Dari Amirul Mukminin Abu Hafsh, Umar bin Al-Khathab bin Nufail bin Abdul ‘Uzza bin Riah bin Abdullah bin Qurth bin Razah bin ‘Adi bin Ka’ab bin Luai bin Ghalib al-Qurasyi al-’Adawi radhiyallahu ‘anhu  berkata:
 “Aku mendengar Rasulullah shallallahu ‘alaihi wa sallam bersabda: “Segala amal itu tergantung niatnya, dan setiap orang hanya mendapatkan sesuai niatnya. Maka barang siapa yang hijrahnya kepada Allah dan Rasul-Nya, maka hijrahnya itu kepada Allah dan Rasul-Nya. Barang siapa yang hijrahnya itu Karena kesenangan dunia atau karena seorang wanita yang akan dikawininya, maka hijrahnya itu kepada apa yang ditujunya”.

[Diriwayatkan oleh dua orang ahli hadits yaitu Abu Abdullah Muhammad bin Ismail bin Ibrahim bin Mughirah bin Bardizbah Al Bukhari (orang Bukhara) dan Abul Husain Muslim bin Al Hajjaj bin Muslim Al Qusyairi An Naisaburi di dalam kedua kitabnya yang paling shahih di antara semua kitab hadits. Bukhari no. 1 dan Muslim no. 1907]

Dan niat itu sangat tergantung dengan keikhlasan pada Allah. Hal ini berdasarkan firman Allah Ta’ala,

وَمَا أُمِرُوا إِلا لِيَعْبُدُوا اللَّهَ مُخْلِصِينَ لَهُ الدِّينَ حُنَفَاءَ وَيُقِيمُوا الصَّلاةَ وَيُؤْتُوا الزَّكَاةَ وَذَلِكَ دِينُ الْقَيِّمَةِ

“Padahal mereka tidak disuruh kecuali supaya menyembah Allah dengan memurnikan ketaatan kepada-Nya dalam (menjalankan) agama dengan lurus, dan supaya mereka mendirikan salat dan menunaikan zakat; dan yang demikian itulah agama yang lurus.” (QS. Al Bayyinah: 5)

Allah pun mengetahui segala sesuatu yang ada dalam isi hati hamba. Allah Ta’ala berfirman,

قُلْ إِنْ تُخْفُوا مَا فِي صُدُورِكُمْ أَوْ تُبْدُوهُ يَعْلَمْهُ اللَّهُ

“Katakanlah: “Jika kamu menyembunyikan apa yang ada dalam hatimu atau kamu melahirkannya, pasti Allah mengetahui”.” (QS. Ali Imran: 29)

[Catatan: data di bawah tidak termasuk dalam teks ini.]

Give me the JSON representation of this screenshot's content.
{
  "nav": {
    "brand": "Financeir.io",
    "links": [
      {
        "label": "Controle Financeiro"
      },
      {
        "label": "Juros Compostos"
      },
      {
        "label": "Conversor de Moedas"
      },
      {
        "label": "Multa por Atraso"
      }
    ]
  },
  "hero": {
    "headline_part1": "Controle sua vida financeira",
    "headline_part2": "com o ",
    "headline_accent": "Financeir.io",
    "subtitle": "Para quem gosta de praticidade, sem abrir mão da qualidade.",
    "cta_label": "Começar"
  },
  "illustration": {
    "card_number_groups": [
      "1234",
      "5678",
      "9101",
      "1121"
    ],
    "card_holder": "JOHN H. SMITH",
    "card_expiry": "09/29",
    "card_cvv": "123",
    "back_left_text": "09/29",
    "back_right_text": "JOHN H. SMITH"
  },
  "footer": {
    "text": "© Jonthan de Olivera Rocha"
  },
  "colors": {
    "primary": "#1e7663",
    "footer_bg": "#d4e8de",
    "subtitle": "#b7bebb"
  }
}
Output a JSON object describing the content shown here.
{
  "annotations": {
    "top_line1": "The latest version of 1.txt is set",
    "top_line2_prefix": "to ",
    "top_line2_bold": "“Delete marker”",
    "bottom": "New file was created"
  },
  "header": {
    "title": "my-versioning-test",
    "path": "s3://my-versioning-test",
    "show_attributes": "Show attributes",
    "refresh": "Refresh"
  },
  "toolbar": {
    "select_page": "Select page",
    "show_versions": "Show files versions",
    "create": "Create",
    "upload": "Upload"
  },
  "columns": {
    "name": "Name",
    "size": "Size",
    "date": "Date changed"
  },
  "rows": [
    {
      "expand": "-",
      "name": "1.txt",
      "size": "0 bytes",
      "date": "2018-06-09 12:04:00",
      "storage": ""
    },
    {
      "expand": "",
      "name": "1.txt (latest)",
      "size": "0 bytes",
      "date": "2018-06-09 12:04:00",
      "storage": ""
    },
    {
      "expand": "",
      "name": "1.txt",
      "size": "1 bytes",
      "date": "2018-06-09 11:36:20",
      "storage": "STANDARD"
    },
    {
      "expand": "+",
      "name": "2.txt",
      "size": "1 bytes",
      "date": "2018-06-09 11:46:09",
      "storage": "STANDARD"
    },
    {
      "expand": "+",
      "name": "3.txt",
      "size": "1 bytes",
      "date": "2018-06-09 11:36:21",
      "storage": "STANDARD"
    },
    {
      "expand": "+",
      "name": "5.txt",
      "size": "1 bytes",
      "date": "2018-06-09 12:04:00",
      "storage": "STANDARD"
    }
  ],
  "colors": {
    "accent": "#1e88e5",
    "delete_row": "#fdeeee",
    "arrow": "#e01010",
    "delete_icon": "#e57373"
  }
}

Dalam ayat lainnya, Allah memperingatkan dari bahaya riya’ –yang merupakan lawan dari ikhlas- dalam firman-Nya,

لَئِنْ أَشْرَكْتَ لَيَحْبَطَنَّ عَمَلُكَ

“Jika kamu mempersekutukan (Rabbmu), niscaya akan hapuslah amalmu.” (QS. Az Zumar: 65)

Nabi shallallahu ‘alaihi wa sallam bersabda,

قَالَ اللَّهُ تَبَارَكَ وَتَعَالَى أَنَا أَغْنَى الشُّرَكَاءِ عَنِ الشِّرْكِ مَنْ عَمِلَ عَمَلاً أَشْرَكَ فِيهِ مَعِى غَيْرِى تَرَكْتُهُ وَشِرْكَهُ

“Allah Tabaroka wa Ta’ala berfirman: Aku sama sekali tidak butuh pada sekutu dalam perbuatan syirik. Barangsiapa yang menyekutukan-Ku dengan selain-Ku, maka Aku akan meninggalkannya (maksudnya: tidak menerima amalannya, pen) dan perbuatan syiriknya.” An Nawawi mengatakan, “Amalan seseorang yang berbuat riya’ (tidak ikhlas), itu adalah amalan batil yang tidak berpahala apa-apa, bahkan ia akan mendapatkan dosa.”

Dalam hadits lainnya, Nabi shallallahu ‘alaihi wa sallam bersabda,

مَنْ تَعَلَّمَ عِلْمًا مِمَّا يُبْتَغَى بِهِ وَجْهُ اللَّهِ عَزَّ وَجَلَّ لاَ يَتَعَلَّمُهُ إِلاَّ لِيُصِيبَ بِهِ عَرَضًا مِنَ الدُّنْيَا لَمْ يَجِدْ عَرْفَ الْجَنَّةِ يَوْمَ الْقِيَامَةِ

“Barangsiapa yang menutut  ilmu yang sebenarnya harus ditujukan hanya untuk mengharap wajah Allah, namun ia mempelajarinya hanya untuk mendapatkan materi duniawi, maka ia tidak akan pernah mencium bau surga pada hari kiamat nanti.”

Ikhlas merupakan suatu hal yang sangat rahasia dan memang hanya Allah yang mengetahui, karena ikhlas merupakan rahasia hati, sebagaimana Allah mengatakan bahwa ikhlas itu adalah rahasianya, dan ia memberikannya pada orang-orang yang ia cintai, sebagaimana Hadis Qudsi :

سالت جبريل عليه الاسلام عن الاخلاص, ما هو؟ قال: سالت رب العزة عن الاخلاص, ما هو؟ قال: سر من سري استودعته قلب من اجبته من عبادى.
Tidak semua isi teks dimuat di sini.